Même BitTorrent , un réseau P2P avancé longtemps considéré par les réalisateurs de films et de disques comme un successeur ennuyeux de Napster et Kazaa, se généralise. La société a annoncé au début du mois qu'elle avait levé 20 millions de dollars lors d'une deuxième ronde de financement en capital-risque et acquis son concurrent μTorrent (prononcé microtorrent), fabricant d'une version compacte du logiciel BitTorrent destinée à être adaptée aux décodeurs et autres appareils non PC. BitTorrent - qui accélère les téléchargements en saisissant et en réassemblant le fichier fragments à partir des pairs les plus accessibles sur le réseau, plutôt qu'en transférant des fichiers entiers d'un pair à un autre, reste l'un des meilleurs outils pour localiser et se procurer des vidéos sur Internet. C'est en partie parce que c'est gratuit et en partie parce que tant de gens l'utilisent et ont construit une archive mondiale de fichiers numériques.

De nombreuses autres entreprises se lancent dans le mix vidéo P2P, notamment Peercast , Forme octogonale , Allcast , et Itiva . Dijjer , un projet de Revver (fondé par le pionnier du peer-to-peer Ian Clarke), réduit la charge sur les ordinateurs des utilisateurs individuels en récupérant une grande partie du contenu d'un fichier demandé sur les ordinateurs des autres utilisateurs. Une équipe de chercheurs de trois universités des Pays-Bas a présenté Tribler , un programme de type BitTorrent qui ajoute des fonctionnalités utiles telles que des recommandations de type Amazon et des cartes en temps réel indiquant qui télécharge le même contenu. Et au Royaume-Uni, la BBC développe un lecteur multimédia peer-to-peer appelé iPlayer. Dans un essai menée auprès de 5 000 utilisateurs de novembre 2005 à février 2006, les utilisateurs ont pu télécharger les premières émissions de la BBC pendant sept jours après leur diffusion télévisée officielle ; de nombreux participants ont utilisé le service simplement pour rattraper leur retard sur leurs programmes préférés, mais il est intéressant de noter que le réseau a également constaté que les participants à l'étude étaient attirés de manière disproportionnée par plusieurs nouvelles émissions et émissions de niche qui n'avaient pas aussi bien réussi parmi les téléspectateurs réguliers.

Internet regorge déjà de trafic peer-to-peer.
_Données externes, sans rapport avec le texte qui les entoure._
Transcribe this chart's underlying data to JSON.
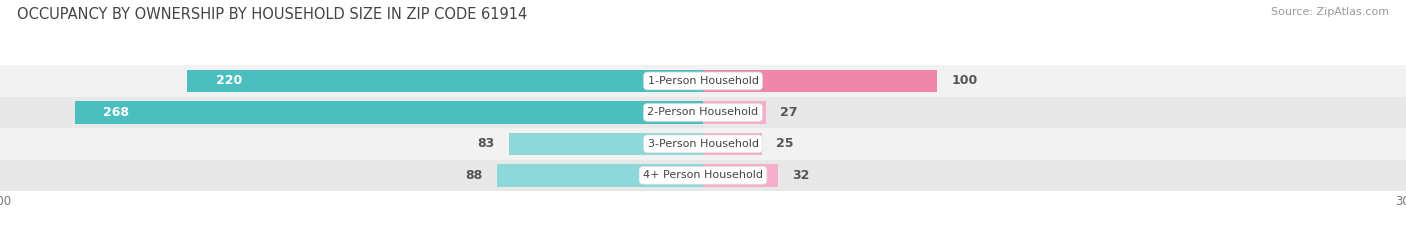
{
  "title": "OCCUPANCY BY OWNERSHIP BY HOUSEHOLD SIZE IN ZIP CODE 61914",
  "source": "Source: ZipAtlas.com",
  "categories": [
    "1-Person Household",
    "2-Person Household",
    "3-Person Household",
    "4+ Person Household"
  ],
  "owner_values": [
    220,
    268,
    83,
    88
  ],
  "renter_values": [
    100,
    27,
    25,
    32
  ],
  "owner_color": "#4BBFBF",
  "owner_color_light": "#8DD8D8",
  "renter_color": "#F087AB",
  "renter_color_light": "#F5AECB",
  "row_bg_odd": "#F2F2F2",
  "row_bg_even": "#E8E8E8",
  "axis_max": 300,
  "title_fontsize": 10.5,
  "source_fontsize": 8,
  "tick_fontsize": 8.5,
  "bar_label_fontsize": 9,
  "category_fontsize": 8,
  "legend_fontsize": 9
}
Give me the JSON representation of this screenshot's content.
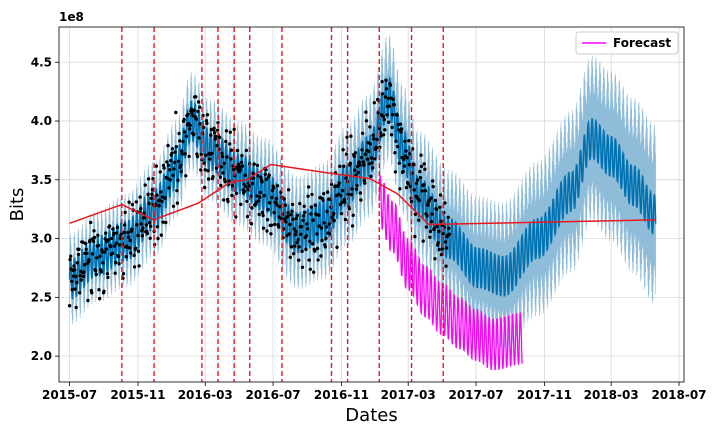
{
  "chart_data": {
    "type": "line",
    "xlabel": "Dates",
    "ylabel": "Bits",
    "y_offset_text": "1e8",
    "y_scale_factor": 100000000,
    "xlim": [
      "2015-06-12",
      "2018-07-10"
    ],
    "ylim": [
      178000000,
      480000000
    ],
    "x_ticks": [
      "2015-07",
      "2015-11",
      "2016-03",
      "2016-07",
      "2016-11",
      "2017-03",
      "2017-07",
      "2017-11",
      "2018-03",
      "2018-07"
    ],
    "x_tick_labels": [
      "2015-07",
      "2015-11",
      "2016-03",
      "2016-07",
      "2016-11",
      "2017-03",
      "2017-07",
      "2017-11",
      "2018-03",
      "2018-07"
    ],
    "y_ticks": [
      200000000,
      250000000,
      300000000,
      350000000,
      400000000,
      450000000
    ],
    "y_tick_labels": [
      "2.0",
      "2.5",
      "3.0",
      "3.5",
      "4.0",
      "4.5"
    ],
    "grid": true,
    "legend": {
      "position": "top-right",
      "entries": [
        {
          "label": "Forecast",
          "color": "#ff00ff"
        }
      ]
    },
    "colors": {
      "model": "#0072b2",
      "uncertainty": "#a6cee3",
      "observed": "#000000",
      "forecast": "#ff00ff",
      "trend": "#e8181d",
      "changepoint": "#e8181d"
    },
    "trend": {
      "x": [
        "2015-07-01",
        "2015-10-03",
        "2015-11-29",
        "2016-02-17",
        "2016-04-15",
        "2016-05-15",
        "2016-06-27",
        "2016-10-05",
        "2016-12-22",
        "2017-02-10",
        "2017-04-07",
        "2018-05-20"
      ],
      "y": [
        313000000,
        329000000,
        316000000,
        330000000,
        348000000,
        350000000,
        363000000,
        356000000,
        351000000,
        338000000,
        312000000,
        316000000
      ]
    },
    "changepoints": [
      "2015-10-03",
      "2015-11-30",
      "2016-02-24",
      "2016-03-24",
      "2016-04-22",
      "2016-05-20",
      "2016-07-17",
      "2016-10-14",
      "2016-11-12",
      "2017-01-08",
      "2017-03-07",
      "2017-05-03"
    ],
    "observed": {
      "start": "2015-07-01",
      "end": "2017-05-14",
      "anchors_x": [
        "2015-07-01",
        "2015-08-20",
        "2015-10-10",
        "2015-12-01",
        "2016-01-10",
        "2016-02-05",
        "2016-03-10",
        "2016-05-01",
        "2016-06-15",
        "2016-08-15",
        "2016-10-01",
        "2016-11-10",
        "2016-12-20",
        "2017-01-25",
        "2017-02-20",
        "2017-03-20",
        "2017-05-14"
      ],
      "anchors_y": [
        265000000,
        285000000,
        298000000,
        325000000,
        360000000,
        400000000,
        375000000,
        355000000,
        340000000,
        305000000,
        315000000,
        345000000,
        370000000,
        420000000,
        375000000,
        335000000,
        300000000
      ]
    },
    "model_fit": {
      "start": "2015-07-01",
      "end": "2018-05-20",
      "anchors_x": [
        "2015-07-01",
        "2015-08-20",
        "2015-10-10",
        "2015-12-01",
        "2016-01-10",
        "2016-02-05",
        "2016-03-10",
        "2016-05-01",
        "2016-06-15",
        "2016-08-15",
        "2016-10-01",
        "2016-11-10",
        "2016-12-20",
        "2017-01-25",
        "2017-02-20",
        "2017-03-20",
        "2017-05-14",
        "2017-07-05",
        "2017-08-20",
        "2017-10-20",
        "2017-12-20",
        "2018-01-25",
        "2018-03-01",
        "2018-04-10",
        "2018-05-20"
      ],
      "anchors_y": [
        265000000,
        285000000,
        298000000,
        325000000,
        360000000,
        400000000,
        375000000,
        355000000,
        340000000,
        305000000,
        315000000,
        345000000,
        370000000,
        420000000,
        375000000,
        335000000,
        300000000,
        275000000,
        268000000,
        300000000,
        340000000,
        385000000,
        370000000,
        345000000,
        320000000
      ],
      "band_half_width_start": 22000000,
      "band_half_width_end": 60000000,
      "weekly_amplitude": 17000000
    },
    "forecast": {
      "start": "2017-01-08",
      "end": "2017-09-22",
      "anchors_x": [
        "2017-01-08",
        "2017-02-01",
        "2017-03-01",
        "2017-04-01",
        "2017-05-01",
        "2017-06-01",
        "2017-07-01",
        "2017-08-01",
        "2017-09-22"
      ],
      "anchors_y": [
        332000000,
        310000000,
        278000000,
        255000000,
        240000000,
        228000000,
        218000000,
        210000000,
        215000000
      ],
      "weekly_amplitude": 22000000
    }
  }
}
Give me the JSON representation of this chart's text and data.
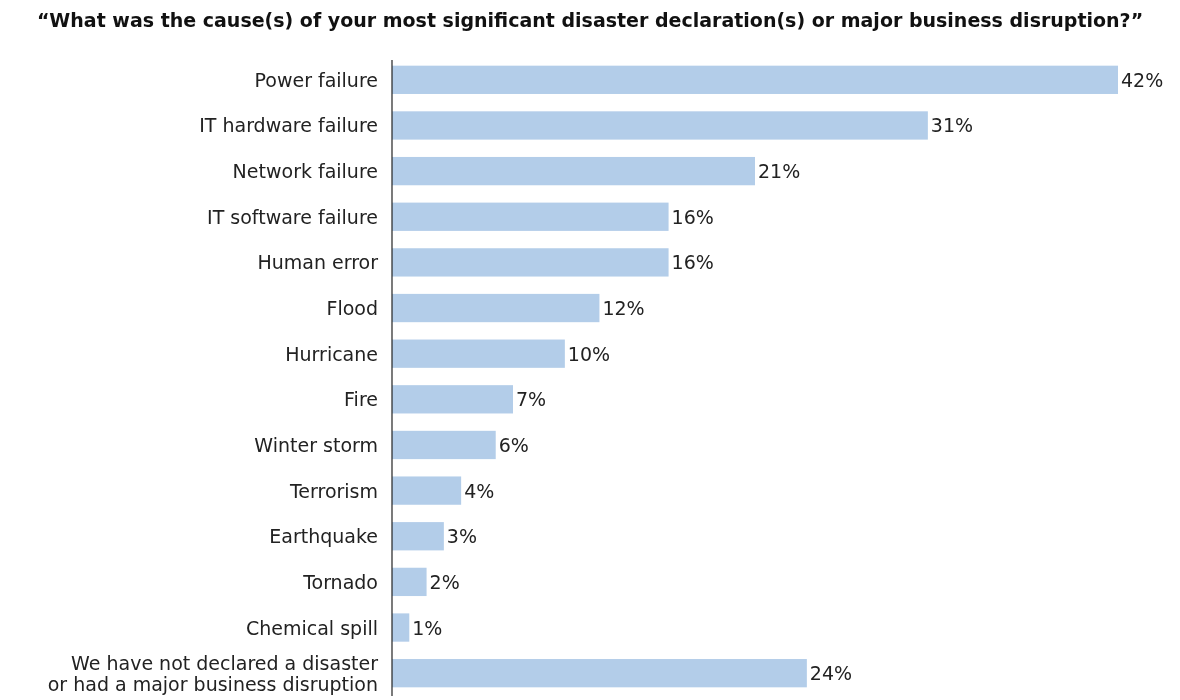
{
  "chart_data": {
    "type": "bar",
    "orientation": "horizontal",
    "title": "“What was the cause(s) of your most significant disaster declaration(s) or major business disruption?”",
    "categories": [
      "Power failure",
      "IT hardware failure",
      "Network failure",
      "IT software failure",
      "Human error",
      "Flood",
      "Hurricane",
      "Fire",
      "Winter storm",
      "Terrorism",
      "Earthquake",
      "Tornado",
      "Chemical spill",
      "We have not declared a disaster\nor had a major business disruption"
    ],
    "values": [
      42,
      31,
      21,
      16,
      16,
      12,
      10,
      7,
      6,
      4,
      3,
      2,
      1,
      24
    ],
    "value_labels": [
      "42%",
      "31%",
      "21%",
      "16%",
      "16%",
      "12%",
      "10%",
      "7%",
      "6%",
      "4%",
      "3%",
      "2%",
      "1%",
      "24%"
    ],
    "color": "#b3cde9"
  }
}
En fait, les téléchargements P2P peuvent représenter jusqu'à 60 % du trafic réseau et jusqu'à 60 % cette le trafic est vidéo, selon CacheLogique , qui a développé un système propriétaire pour accélérer les téléchargements P2P. (Le système améliore la distribution P2P en donnant aux réseaux peer-to-peer un accès à des serveurs périphériques dédiés à haute capacité dispersés sur Internet, à peu près de la même manière que les réseaux de distribution de contenu traditionnels mis au point par des entreprises comme Akamai.)

Alors, comment un trafic P2P supplémentaire pourrait-il être une bonne chose pour Internet ? Zhang de Carnegie Mellon souligne que parce que les réseaux peer-to-peer exploitent à la fois les capacités de liaison descendante et montante des connexions Internet des utilisateurs, ils distribuent le contenu plus efficacement que les technologies de monodiffusion centralisées. Zhang dit également qu'il devrait être possible d'étiqueter le trafic P2P afin que les fournisseurs de services puissent le suivre et décider de la quantité à autoriser sur leurs réseaux. Lui et ses collègues de l'Université de Californie à Berkeley ont fondé une startup, Rinera , pour développer un logiciel qui donnera aux fournisseurs de services un tel contrôle.

Le réseau lui-même doit être informé des types de trafic qu'il gère, et les fournisseurs de services doivent participer en définissant des politiques, explique Zhang. Sinon, au fur et à mesure que des applications comme le téléchargement de vidéos prendront leur envol, nous verrons un réseau encombré, ce qui entravera à son tour le développement de la technologie de partage de vidéos.